The Alabama African American Civil Rights Heritage Sites Consortium includes places of worship, lodging and civic engagement that played a significant role in the African American struggle for freedom. Located in the iconic civil rights cities of Birmingham, Montgomery and Selma as well as the rural Black Belt, these sites trace their significance from the era of the Civil War and Reconstruction, disenfranchisement and Jim Crow resistance of the late 19th and early 20th centuries through the anti-lynching campaign of the 1920s. Alabama is unique in that it is home to three cities that launched pivotal movements in the civil rights struggle of the mid-20th century – the Montgomery Bus Boycott of 1955, Birmingham Children’s Campaign of 1963 and Selma Voting Rights March of 1965. These sites are the stewards of the history of the most important social movement of the 20th century.

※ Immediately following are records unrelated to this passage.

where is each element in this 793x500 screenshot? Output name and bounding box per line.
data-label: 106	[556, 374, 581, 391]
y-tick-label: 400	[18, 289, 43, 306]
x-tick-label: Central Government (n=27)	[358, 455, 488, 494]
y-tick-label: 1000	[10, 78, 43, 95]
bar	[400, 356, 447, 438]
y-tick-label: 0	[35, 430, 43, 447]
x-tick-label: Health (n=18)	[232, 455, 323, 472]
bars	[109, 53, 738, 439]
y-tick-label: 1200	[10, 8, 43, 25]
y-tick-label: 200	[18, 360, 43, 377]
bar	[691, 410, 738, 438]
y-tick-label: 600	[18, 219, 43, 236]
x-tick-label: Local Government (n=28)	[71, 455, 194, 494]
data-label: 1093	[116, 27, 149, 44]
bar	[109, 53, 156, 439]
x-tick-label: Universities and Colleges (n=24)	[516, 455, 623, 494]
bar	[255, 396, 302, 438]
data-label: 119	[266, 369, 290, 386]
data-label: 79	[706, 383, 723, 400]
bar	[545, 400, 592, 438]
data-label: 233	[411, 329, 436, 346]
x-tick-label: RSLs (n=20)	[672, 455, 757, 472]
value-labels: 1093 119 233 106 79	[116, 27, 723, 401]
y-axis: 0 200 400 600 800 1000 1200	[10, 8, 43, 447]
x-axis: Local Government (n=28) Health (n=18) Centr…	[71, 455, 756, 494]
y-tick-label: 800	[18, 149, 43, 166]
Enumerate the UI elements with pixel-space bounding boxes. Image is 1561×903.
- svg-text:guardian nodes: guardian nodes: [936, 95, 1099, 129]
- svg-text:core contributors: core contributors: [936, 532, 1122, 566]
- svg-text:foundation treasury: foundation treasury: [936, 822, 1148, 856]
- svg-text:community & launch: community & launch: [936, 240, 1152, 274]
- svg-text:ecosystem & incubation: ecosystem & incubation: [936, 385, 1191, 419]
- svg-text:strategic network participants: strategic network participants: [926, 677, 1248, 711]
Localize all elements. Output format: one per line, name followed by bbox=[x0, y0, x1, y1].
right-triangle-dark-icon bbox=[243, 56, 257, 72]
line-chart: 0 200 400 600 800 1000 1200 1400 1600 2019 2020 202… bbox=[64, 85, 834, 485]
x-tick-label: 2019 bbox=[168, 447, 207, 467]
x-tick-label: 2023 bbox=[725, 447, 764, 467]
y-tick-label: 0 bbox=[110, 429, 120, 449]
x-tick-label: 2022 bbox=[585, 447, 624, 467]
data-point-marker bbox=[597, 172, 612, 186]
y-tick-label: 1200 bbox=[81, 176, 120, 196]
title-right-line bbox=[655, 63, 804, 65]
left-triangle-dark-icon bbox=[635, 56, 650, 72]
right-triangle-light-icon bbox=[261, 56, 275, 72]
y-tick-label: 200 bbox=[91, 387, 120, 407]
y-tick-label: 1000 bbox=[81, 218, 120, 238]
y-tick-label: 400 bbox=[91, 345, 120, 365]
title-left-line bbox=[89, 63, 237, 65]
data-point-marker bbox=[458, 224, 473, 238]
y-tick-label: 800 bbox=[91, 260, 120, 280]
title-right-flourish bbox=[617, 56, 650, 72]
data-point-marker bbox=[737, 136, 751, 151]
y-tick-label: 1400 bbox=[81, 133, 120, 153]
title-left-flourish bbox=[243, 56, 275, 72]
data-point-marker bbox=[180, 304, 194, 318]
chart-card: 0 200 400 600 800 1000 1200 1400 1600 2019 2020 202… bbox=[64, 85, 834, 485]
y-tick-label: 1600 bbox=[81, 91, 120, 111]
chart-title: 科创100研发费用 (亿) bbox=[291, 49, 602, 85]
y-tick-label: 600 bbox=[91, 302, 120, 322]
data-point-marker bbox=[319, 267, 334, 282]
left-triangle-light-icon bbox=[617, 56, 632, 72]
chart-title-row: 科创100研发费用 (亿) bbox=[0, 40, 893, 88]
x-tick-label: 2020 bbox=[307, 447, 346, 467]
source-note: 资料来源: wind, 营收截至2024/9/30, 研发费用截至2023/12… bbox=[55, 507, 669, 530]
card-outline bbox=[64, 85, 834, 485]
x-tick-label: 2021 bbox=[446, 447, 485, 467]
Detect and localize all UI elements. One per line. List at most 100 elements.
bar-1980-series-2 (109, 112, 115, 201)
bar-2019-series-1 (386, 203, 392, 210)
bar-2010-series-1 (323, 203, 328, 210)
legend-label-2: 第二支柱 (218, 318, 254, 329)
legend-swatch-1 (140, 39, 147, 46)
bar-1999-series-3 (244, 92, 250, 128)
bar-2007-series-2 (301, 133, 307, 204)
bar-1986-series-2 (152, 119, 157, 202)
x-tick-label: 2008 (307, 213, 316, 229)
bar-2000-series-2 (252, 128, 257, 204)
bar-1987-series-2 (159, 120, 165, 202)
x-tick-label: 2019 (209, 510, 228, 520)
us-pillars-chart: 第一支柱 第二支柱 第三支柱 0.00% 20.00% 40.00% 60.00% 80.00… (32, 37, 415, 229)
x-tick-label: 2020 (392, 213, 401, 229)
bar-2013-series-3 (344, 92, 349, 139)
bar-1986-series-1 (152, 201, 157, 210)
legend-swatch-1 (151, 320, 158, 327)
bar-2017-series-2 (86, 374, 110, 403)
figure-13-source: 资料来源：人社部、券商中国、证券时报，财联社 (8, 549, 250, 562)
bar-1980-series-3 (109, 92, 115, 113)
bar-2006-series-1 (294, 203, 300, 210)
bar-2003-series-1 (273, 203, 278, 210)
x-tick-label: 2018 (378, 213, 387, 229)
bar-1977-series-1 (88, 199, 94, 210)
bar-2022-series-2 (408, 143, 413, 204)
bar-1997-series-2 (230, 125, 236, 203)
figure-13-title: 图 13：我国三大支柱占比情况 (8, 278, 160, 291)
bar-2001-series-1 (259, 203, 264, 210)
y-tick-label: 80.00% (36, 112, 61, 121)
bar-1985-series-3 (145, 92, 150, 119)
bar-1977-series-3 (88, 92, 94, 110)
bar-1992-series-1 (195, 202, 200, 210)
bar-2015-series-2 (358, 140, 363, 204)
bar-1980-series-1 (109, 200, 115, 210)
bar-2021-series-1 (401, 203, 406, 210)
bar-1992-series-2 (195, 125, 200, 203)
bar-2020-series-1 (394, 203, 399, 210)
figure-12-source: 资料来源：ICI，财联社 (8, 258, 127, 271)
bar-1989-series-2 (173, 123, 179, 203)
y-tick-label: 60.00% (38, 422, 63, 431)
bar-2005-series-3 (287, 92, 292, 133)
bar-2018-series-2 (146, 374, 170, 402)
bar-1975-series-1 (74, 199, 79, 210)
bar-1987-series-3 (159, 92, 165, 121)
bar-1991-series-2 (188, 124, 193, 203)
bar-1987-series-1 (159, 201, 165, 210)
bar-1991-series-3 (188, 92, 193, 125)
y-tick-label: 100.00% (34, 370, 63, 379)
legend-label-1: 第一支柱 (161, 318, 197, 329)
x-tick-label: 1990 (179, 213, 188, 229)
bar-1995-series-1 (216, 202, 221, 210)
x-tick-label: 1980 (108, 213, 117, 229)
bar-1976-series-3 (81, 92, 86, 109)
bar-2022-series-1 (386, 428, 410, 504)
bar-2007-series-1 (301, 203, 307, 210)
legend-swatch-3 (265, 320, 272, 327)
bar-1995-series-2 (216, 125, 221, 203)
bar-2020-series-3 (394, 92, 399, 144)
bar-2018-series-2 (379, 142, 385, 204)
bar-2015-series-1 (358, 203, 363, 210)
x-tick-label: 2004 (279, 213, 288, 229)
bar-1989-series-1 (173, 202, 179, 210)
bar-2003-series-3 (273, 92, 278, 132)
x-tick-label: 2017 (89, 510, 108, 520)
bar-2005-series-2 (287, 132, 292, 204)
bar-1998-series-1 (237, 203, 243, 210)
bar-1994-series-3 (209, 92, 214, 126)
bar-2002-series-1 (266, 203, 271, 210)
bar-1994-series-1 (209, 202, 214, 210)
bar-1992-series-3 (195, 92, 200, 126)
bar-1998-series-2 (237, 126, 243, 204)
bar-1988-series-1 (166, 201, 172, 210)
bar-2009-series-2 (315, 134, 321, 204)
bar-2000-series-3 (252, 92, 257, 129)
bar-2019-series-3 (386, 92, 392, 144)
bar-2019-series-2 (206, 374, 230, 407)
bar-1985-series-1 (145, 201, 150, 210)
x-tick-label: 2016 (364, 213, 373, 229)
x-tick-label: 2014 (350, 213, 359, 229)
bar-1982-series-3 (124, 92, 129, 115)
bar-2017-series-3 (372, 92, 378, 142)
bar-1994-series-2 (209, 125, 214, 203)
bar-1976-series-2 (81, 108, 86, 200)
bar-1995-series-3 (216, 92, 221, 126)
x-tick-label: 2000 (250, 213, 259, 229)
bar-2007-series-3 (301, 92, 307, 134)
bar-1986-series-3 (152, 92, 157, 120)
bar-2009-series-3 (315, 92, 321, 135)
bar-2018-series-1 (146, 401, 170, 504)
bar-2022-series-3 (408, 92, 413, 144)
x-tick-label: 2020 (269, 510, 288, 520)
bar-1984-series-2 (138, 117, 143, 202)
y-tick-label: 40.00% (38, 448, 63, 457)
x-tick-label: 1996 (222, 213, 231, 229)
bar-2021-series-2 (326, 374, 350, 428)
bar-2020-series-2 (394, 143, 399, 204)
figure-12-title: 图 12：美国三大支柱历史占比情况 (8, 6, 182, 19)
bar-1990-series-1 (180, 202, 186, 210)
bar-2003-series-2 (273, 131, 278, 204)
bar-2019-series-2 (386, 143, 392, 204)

In October 2017, the global significance of these sites was recognized by the World Monuments Fund (WMF) when it included the Consortium on its 2018 Watch. The World Monuments Watch is a biennial selection of at-risk cultural heritage sites that combine great historical significance with contemporary social impact. Recognition by this premier global heritage preservation organization increased the Consortium sites’ visibility and credibility with a worldwide audience. (The Consortium was one of only two North American honorees (of 25) included in the 2018 Watch.) Highlighting these places as sites of social movements, the 2018 WMF Watch Magazine noted that the Consortium “provides a strong representation of a defining moment in American history…Placement on the 2018 Watch seeks to ensure not only the physical survival of these sites, but also the protection of hundreds of stories of courage, freedom, and equality.”
The Consortium began as a project of the Birmingham Civil Rights Institute (BCRI). With support from the Educational Foundation of America, BCRI established a team to coordinate the World Monuments Fund nomination. At the first convening, representatives from the sites discovered common passions, goals and needs. Their shared concerns focused on preserving the historic buildings, collecting the people’s stories, and sharing their legacy with a new generation. These committed volunteers, who had been working with limited resources in relative isolation, discovered a cadre of fellow laborers. The nominating process became a catalyst for collaboration and communication. These early conversations between BCRI staff, funders and the site representatives highlighted the need for sustained communication and support.
This meeting and subsequent nomination was followed by a needs assessment that established the framework of collaborative leadership and self-determination that are the guiding principles for the Alabama African American Civil Rights Heritage Sites Consortium. Site capacity-building and sustainability are the key objectives. The Consortium’s programmatic activities have developed in response to site representative surveys, assessments, and discussions. In two years, an ad hoc group of volunteers evolved into a dynamic, cohesive collaborative team, working together to fulfill their individual and collective commitment to long-term success. This cohesion is the result of a series of workshops and training, documentation, networking, and public relations initiatives that were developed in response to the stated needs of the Consortium sites.
The organization holds a unique position within the state in that its membership crosses geographic boundaries, religious denominations, and financial realities. It maintains relationships with partner organizations while retaining independent funding and oversight. As national consciousness has returned its focus to Civil Rights and human rights, the Consortium increasingly fields programming requests from potential partners and funders who have identified shared goals.
The role of the Consortium continues to evolve. What began as a project incubated within the Birmingham Civil Rights Institute is now a multi-pronged organization, operating as an independent 501c3 organization with its own mission and scope. It exists to build capacity among its members by identifying needs and coordinating a strategic response that engages community partners, funders and other organizations.